Aku memutar tubuhku secepat yang kubisa dan berjalan meninggalkan ruangan ini dengan sisa-sisa suara sepatu hak tinggiku. Aku nyaris berlari, mengabaikan tatapan ingin tahu Afrin, aku terus melanjutkan langkahku. Berbelok ke arah tangga darurat dan menuruninya seperti orang gila.

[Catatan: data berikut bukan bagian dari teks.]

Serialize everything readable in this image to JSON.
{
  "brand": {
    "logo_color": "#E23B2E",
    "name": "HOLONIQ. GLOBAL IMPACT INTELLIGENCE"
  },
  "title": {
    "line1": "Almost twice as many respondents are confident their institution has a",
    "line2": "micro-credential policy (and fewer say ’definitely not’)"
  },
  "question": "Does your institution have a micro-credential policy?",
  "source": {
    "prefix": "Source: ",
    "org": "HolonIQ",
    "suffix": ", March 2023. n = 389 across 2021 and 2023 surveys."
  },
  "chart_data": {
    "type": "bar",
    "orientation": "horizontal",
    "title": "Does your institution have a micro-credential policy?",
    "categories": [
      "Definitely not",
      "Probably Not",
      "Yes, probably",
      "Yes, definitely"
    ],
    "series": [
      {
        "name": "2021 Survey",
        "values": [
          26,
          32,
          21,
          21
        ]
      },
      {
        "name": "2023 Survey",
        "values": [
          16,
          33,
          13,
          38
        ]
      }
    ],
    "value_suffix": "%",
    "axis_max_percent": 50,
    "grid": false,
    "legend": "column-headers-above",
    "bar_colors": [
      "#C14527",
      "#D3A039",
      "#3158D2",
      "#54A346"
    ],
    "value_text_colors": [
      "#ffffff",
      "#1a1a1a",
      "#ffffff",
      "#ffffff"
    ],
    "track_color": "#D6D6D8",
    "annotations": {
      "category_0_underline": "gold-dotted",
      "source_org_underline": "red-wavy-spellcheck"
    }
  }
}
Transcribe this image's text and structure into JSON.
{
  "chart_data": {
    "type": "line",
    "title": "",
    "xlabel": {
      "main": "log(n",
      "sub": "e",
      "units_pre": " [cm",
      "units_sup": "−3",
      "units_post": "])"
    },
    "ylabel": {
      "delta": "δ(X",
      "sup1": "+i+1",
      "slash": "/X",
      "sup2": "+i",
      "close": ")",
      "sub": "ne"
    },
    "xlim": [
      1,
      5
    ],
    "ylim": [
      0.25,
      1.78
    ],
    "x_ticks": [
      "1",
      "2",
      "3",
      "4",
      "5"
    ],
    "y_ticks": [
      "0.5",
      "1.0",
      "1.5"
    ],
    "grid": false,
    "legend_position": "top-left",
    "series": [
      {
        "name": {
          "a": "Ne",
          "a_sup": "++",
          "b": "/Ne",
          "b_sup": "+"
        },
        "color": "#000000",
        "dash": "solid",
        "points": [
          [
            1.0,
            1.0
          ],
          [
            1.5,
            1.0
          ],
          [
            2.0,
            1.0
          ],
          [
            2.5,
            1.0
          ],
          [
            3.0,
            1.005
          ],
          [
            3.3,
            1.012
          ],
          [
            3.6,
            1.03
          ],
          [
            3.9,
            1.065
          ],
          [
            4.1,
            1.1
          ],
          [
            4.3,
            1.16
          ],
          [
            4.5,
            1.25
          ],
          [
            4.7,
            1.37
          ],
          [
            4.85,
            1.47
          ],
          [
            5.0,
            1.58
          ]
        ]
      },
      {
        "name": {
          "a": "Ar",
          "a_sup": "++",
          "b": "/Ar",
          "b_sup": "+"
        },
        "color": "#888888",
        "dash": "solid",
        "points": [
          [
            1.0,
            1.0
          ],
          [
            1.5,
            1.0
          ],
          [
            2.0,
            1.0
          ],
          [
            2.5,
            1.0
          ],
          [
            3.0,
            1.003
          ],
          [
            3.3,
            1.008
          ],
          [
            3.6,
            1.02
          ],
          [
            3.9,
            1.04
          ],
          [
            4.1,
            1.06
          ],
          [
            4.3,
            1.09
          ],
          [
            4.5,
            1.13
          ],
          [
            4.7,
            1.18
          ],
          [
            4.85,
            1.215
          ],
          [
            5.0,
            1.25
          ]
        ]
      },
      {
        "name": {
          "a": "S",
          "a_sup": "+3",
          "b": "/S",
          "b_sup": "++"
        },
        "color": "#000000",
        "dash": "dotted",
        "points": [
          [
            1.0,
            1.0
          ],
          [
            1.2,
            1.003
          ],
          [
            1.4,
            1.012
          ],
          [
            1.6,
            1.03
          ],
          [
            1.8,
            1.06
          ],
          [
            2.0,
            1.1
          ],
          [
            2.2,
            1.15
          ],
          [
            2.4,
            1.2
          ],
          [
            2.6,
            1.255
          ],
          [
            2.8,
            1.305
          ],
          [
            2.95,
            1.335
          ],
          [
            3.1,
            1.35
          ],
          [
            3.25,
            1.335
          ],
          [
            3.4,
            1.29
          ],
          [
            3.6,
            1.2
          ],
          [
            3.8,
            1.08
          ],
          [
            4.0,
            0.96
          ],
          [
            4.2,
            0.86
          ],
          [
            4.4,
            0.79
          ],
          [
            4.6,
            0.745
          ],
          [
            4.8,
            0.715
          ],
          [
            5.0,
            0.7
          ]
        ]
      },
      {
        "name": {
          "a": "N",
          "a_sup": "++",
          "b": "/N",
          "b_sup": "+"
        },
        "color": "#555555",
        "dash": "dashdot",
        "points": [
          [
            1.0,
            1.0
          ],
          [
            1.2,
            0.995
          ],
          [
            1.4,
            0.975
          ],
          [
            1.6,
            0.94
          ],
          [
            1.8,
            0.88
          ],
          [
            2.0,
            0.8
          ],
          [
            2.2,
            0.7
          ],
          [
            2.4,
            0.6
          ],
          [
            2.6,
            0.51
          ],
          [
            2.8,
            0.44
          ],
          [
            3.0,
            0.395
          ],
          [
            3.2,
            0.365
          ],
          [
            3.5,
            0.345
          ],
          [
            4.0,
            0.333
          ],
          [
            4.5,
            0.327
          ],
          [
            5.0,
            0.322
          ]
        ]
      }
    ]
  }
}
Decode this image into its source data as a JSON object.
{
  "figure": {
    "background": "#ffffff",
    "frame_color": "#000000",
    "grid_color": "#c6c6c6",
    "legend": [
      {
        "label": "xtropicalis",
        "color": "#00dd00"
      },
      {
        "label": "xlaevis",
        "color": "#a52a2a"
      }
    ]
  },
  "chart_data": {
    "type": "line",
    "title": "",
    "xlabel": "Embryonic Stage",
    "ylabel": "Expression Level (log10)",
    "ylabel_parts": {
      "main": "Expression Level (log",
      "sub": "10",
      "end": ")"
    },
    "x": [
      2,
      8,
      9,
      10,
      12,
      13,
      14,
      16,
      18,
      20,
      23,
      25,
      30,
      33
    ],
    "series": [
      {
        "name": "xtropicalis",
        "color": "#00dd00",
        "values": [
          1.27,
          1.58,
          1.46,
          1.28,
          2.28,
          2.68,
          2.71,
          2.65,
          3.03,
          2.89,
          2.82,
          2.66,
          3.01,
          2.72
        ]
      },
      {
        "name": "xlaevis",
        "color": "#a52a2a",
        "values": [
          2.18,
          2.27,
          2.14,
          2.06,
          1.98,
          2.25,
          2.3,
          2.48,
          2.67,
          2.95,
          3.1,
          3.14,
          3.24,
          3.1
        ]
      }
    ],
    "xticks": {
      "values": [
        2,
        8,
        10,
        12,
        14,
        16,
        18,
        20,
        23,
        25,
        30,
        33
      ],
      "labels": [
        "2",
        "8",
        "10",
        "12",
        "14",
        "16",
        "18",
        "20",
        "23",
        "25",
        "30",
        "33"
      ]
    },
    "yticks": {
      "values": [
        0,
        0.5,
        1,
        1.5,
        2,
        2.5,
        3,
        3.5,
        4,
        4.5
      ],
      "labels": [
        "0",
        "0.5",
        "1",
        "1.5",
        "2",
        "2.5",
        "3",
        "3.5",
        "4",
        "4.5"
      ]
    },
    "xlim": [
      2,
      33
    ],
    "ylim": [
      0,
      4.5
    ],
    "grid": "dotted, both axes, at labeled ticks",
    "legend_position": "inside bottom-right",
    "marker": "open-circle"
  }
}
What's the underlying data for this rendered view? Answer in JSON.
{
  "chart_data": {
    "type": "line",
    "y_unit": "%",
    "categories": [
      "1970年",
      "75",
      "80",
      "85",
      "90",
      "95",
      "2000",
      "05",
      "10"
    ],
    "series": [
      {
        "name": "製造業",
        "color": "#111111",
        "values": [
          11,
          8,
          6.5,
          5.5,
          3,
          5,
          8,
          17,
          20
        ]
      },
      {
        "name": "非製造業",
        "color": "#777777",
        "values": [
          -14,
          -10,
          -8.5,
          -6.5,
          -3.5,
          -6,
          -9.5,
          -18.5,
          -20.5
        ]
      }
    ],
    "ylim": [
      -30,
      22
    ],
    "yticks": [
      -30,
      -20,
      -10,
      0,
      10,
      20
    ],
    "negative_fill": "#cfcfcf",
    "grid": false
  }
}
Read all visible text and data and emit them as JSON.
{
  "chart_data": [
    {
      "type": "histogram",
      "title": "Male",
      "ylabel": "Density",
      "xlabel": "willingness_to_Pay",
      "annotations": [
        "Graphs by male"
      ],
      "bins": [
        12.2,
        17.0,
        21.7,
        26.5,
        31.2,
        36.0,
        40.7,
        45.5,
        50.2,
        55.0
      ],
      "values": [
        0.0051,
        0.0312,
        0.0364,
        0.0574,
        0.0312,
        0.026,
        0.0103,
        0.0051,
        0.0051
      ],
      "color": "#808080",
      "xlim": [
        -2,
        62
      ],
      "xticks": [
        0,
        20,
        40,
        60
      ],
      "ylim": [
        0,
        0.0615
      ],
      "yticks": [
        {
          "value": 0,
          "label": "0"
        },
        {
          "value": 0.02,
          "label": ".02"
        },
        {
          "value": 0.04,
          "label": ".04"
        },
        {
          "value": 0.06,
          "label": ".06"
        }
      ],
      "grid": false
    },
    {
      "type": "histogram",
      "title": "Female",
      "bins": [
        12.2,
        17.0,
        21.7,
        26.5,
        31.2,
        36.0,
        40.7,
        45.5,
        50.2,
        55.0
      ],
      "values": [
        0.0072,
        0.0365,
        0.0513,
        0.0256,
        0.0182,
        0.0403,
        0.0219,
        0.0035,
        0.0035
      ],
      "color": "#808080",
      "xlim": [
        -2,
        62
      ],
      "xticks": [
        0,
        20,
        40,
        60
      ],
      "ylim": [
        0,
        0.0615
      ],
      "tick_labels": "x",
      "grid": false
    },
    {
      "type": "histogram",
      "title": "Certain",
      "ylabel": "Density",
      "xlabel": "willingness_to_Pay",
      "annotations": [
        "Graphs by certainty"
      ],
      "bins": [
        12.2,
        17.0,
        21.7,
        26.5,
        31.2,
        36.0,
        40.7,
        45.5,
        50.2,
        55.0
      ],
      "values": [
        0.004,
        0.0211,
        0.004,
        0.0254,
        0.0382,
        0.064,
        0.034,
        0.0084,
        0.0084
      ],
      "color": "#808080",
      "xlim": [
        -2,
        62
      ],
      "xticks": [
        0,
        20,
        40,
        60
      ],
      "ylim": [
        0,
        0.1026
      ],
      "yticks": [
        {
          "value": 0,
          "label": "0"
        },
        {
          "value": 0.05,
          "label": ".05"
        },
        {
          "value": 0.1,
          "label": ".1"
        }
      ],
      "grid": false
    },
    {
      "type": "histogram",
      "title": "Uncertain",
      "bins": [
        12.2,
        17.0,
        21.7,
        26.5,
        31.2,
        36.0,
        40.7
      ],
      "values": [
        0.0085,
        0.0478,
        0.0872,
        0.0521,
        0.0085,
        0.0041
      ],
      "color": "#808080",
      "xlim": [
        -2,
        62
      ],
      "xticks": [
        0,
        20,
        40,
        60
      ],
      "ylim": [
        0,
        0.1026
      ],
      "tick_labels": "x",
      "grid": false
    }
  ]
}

 Ada yang terasa hancur di dalam diriku. Aku berhenti dengan nafas tak beraturan dan betis yang terasa mau pecah.  Menjatuhkan tubuhku ke anak tangga, tangisku pecah. Ada yang benar-benar hancur di dalam sini. Aku bisa merasakannya dan sakitnya luar biasa. Aku memeluk lututku dan membiarkan air mataku terus mengalir. Aku butuh air mata. Aku butuh penghapus luka ini.

***

Aku melangkah tak tahu arah. Berjalan sembarangan di trotoar dengan lirikan banyak laki-laki ke arahku yang hanya mengenakan gaun berpotongan dada rendah dan panjangnya tak sampai lututku. Bahkan mungkin nyaris tujuh senti di atas lutut. Masa bodoh. Aku tak mau peduli pada mereka. Masa bodoh.